Yesterday, we went over a story from a Portuguese actress named Lidia Franco about alleged “bad behavior” from Adam Driver on the set of The Man Who Killed Don Quixote in 2017. Franco was around 73 at the time. Franco alleged that Driver “assaulted” her with a chair. The interview occurred on a Portuguese podcast, which required translation for everyone else to understand. I relied on native Portuguese speakers on social media, particularly this Twitter user who included notes about how certain words and phrases adapt where direct translation isn’t possible. One thing all these translations included was the word “assault”. I don’t think the Lidia Franco story, as being reported in English-speaking outlets, was a case of mistranslation. Yet, Lidia Franco still offered clarification which lets Adam Driver off the hook for any bad behavior, wouldn’t you know.

 

In a follow-up interview with Portuguese magazine NiT, Franco said that the story was a “misunderstanding” and expanded on her interactions with Driver, saying, “Our characters had to be physically close and, each time he got up with the great urge of the character to do the rest of the scene, the chair where he was sitting touched me with a certain force, which bothered me.” (Once again relying on translation.)

Taking this at pure face value, it sounds like Lidia Franco and Adam Driver didn’t get along, that their differing acting styles did not mesh. In the best-case scenario, Driver, who is a big dude, was standing so forcefully he was knocking his chair into Franco, which bugged her. She asked him to stop, he didn’t, and years later, Franco still has a bad taste in her mouth about working with Driver. This is not, as many people would interpret it, “assault”. It is, to most people, probably an “annoyance” at best. As a person with a mother about this age, I would be super irked at someone repeatedly bumping her with a chair because it takes very little to leave horrid black bruises on her increasingly thin skin, but whatever. If you do not want to believe Adam Driver could be the least bit irritating in any possible way, you are now excused.

 

And that’s my entire problem with this. I KNEW this would happen. I knew Driver would never be held accountable for any degree of bad behavior—he’s making people a lot of money. The machine will protect its own. When #MeToo started in the wake of the Weinstein scandal, there was a lowkey but persistent pressure around the question of how far the reckoning would go. The obvious criminal predators, of course, they must be dealt with and now is the moment. The perpetual harassers making everyone’s lives miserable, they’re next. The boors and the pervs who refuse to grow up and behave with a modicum of respect in the office and on set, well, we’ll sweep out as many of them as we can. But the bosses chucking staplers at their assistants’ heads? Very few of them saw the wrong side of HR. And the vast majority of the actors on set creating unpleasant experiences never got named. 

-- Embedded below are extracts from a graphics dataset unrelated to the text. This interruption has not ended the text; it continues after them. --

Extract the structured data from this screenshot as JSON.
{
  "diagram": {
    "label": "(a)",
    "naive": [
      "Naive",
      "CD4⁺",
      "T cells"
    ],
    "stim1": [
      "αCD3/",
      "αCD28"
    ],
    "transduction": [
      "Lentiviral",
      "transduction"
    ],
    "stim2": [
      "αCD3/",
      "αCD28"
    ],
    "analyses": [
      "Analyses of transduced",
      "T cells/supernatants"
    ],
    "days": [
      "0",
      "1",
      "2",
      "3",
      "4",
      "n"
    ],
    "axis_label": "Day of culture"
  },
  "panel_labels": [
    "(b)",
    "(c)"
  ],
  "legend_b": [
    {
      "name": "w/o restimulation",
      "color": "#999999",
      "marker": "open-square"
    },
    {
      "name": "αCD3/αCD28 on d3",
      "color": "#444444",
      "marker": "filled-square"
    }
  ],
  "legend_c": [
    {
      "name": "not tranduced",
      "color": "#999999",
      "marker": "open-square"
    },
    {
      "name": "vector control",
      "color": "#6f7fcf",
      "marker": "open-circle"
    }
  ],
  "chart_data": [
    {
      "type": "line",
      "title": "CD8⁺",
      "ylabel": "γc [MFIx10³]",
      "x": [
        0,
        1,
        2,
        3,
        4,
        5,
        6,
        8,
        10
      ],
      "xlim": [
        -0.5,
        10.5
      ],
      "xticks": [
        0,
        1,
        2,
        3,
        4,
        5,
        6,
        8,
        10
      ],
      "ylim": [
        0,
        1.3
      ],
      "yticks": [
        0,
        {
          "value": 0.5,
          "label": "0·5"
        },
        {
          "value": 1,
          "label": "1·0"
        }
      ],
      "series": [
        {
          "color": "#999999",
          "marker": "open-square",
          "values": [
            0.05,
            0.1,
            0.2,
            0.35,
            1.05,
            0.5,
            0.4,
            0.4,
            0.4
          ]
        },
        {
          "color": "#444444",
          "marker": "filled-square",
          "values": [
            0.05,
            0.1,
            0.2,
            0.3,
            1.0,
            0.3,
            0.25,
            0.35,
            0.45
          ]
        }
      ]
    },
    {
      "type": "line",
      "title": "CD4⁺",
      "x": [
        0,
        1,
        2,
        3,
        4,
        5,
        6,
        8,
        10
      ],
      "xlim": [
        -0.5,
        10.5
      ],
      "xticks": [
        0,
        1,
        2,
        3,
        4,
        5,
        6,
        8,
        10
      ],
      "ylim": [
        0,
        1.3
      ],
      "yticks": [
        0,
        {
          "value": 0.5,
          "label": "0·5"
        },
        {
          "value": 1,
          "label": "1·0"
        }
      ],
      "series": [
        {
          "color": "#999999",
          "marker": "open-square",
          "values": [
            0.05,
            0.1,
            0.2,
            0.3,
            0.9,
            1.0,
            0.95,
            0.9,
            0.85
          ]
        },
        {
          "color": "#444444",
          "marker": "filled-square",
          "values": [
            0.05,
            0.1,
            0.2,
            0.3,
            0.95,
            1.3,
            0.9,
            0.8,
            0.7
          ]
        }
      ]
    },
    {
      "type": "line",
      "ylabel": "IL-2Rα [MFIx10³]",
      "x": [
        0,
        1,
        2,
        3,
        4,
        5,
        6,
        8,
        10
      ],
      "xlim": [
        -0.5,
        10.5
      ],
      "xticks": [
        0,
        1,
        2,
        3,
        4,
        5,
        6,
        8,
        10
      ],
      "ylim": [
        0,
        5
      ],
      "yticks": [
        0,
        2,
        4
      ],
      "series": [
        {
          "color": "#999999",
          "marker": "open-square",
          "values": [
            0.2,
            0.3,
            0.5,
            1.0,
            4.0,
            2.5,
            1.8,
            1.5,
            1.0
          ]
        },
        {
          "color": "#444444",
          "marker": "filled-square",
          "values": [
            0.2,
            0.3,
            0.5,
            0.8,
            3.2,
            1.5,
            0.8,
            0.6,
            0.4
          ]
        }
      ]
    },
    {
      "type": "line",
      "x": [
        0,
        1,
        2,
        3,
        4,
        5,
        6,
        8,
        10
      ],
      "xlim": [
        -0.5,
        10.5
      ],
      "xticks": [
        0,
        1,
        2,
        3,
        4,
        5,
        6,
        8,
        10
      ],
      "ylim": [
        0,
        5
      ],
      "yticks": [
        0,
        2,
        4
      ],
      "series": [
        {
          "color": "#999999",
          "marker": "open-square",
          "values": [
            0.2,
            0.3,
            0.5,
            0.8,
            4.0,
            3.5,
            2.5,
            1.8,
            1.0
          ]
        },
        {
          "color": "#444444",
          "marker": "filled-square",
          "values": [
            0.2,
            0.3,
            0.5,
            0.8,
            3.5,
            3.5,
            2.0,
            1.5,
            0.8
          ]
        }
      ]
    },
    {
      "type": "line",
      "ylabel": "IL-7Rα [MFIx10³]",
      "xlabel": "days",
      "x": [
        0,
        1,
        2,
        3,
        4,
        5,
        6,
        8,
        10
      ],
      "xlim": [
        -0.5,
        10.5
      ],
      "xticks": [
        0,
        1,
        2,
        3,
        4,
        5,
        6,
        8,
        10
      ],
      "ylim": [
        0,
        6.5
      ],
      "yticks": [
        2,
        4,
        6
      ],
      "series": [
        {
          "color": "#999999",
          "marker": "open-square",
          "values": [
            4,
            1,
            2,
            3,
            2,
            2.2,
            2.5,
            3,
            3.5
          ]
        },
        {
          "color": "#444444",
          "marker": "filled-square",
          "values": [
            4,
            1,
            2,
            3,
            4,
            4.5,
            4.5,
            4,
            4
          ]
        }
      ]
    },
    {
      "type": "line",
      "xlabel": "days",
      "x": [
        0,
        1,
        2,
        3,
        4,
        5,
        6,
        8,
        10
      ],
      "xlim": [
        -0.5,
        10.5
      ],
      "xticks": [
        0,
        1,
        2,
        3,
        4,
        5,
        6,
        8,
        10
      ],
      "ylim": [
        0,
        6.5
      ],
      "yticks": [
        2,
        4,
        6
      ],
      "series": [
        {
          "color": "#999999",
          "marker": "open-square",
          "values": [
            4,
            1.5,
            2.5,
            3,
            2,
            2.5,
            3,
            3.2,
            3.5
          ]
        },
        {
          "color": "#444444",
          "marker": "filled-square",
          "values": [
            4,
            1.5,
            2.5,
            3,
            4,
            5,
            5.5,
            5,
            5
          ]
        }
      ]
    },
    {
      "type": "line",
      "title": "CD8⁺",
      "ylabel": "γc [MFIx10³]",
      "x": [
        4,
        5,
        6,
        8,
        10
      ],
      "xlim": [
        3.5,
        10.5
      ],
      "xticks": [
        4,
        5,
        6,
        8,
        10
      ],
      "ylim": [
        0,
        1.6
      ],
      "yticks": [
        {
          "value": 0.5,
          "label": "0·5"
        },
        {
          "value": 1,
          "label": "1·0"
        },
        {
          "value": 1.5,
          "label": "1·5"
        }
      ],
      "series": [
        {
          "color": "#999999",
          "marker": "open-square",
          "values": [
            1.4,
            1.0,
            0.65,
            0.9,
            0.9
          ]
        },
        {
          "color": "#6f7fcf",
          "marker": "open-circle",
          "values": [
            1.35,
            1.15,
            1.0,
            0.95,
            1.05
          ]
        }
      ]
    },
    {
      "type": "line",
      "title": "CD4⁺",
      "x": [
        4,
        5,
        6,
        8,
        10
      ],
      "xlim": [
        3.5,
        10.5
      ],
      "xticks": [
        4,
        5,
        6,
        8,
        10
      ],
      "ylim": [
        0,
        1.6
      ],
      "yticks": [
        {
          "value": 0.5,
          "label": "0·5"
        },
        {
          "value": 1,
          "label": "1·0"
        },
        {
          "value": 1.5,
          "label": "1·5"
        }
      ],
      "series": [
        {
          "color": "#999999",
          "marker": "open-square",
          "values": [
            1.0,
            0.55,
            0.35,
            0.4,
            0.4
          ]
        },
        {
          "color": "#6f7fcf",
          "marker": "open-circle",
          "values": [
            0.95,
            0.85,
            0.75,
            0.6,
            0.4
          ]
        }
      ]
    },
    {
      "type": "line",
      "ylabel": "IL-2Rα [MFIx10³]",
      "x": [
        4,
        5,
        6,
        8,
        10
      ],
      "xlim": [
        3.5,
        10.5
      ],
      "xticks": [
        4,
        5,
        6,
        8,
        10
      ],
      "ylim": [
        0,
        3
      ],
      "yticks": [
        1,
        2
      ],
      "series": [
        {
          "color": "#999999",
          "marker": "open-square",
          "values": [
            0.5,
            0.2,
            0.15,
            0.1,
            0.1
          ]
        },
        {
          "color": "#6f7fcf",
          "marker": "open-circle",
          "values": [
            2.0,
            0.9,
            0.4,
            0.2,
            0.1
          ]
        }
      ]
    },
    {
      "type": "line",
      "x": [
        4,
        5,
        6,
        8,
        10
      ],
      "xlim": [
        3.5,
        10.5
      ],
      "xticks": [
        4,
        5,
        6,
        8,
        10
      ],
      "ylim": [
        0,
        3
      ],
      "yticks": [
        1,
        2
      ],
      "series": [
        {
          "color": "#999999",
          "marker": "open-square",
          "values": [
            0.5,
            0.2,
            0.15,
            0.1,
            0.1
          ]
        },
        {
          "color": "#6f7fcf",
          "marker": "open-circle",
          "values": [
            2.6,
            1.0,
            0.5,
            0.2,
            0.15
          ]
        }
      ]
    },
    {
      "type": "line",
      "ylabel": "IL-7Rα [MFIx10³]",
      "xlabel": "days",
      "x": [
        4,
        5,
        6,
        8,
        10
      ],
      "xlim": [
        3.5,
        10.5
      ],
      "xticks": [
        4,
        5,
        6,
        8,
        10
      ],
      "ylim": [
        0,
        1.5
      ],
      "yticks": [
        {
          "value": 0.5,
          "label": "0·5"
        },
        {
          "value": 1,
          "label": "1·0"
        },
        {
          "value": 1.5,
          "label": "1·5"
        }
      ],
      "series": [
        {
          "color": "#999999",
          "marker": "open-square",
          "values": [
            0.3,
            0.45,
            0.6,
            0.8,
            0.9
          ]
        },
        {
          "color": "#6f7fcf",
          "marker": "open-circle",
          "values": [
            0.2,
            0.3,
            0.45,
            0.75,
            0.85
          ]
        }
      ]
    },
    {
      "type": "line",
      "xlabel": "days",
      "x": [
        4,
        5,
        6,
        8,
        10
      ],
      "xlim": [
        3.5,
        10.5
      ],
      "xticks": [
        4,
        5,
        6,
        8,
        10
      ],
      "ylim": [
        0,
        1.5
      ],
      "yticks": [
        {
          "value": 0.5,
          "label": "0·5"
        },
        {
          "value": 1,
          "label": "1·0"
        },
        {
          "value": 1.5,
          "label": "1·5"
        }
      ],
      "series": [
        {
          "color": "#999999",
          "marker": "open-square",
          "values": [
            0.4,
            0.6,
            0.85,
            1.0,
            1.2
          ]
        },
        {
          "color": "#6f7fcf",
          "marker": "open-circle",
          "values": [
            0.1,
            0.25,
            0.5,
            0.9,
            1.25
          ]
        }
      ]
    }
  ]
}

I’m not saying there should be zero chance of coming back from something like, say, physically disturbing a co-star on set regardless of them asking you to stop. There are degrees of difference, and it does matter. But little things can build to big things, and maybe I’m an idiot but I do think it’s basic workplace etiquette to respect other people’s space, and a movie set is a workplace (if, historically, a wildly permissible one). A massive problem with the Hollywood toxic work environment is that the little stuff never gets handled, which then allows the big stuff to slide in turn. And when it did finally come time to deal with (some of) the big stuff, a lot of the little stuff still didn’t get addressed. 

 

Even if you want to take the face value of this story—that they didn’t mesh, and Lidia Franco has no fond memories of Adam Driver, but she regrets the language she originally used—is it so unbelievable that an actor would do something on set that bothers his co-stars, and persist in doing it even when asked to stop (see also: Leto, Jared and Suicide Squad)? That’s not an impossible scenario to me. And while I don’t think it makes Adam Driver a monster, I do think this is just another piece of the Hollywood toxic work environment that goes unchallenged. Actors get away with SO MUCH in the name of “performance” (I am constantly reminded of that Laurence Olivier quote, “Why don’t you just try acting?”), and I guess there is no impetus to do anything about it. The PERFORMANCE must be the PERFORMANCE, after all. So everything is FINE with Adam Driver, there are no problems, and I am sure I will never not even once in the future have cause to link back to this article. Nothing to see here, as per usual.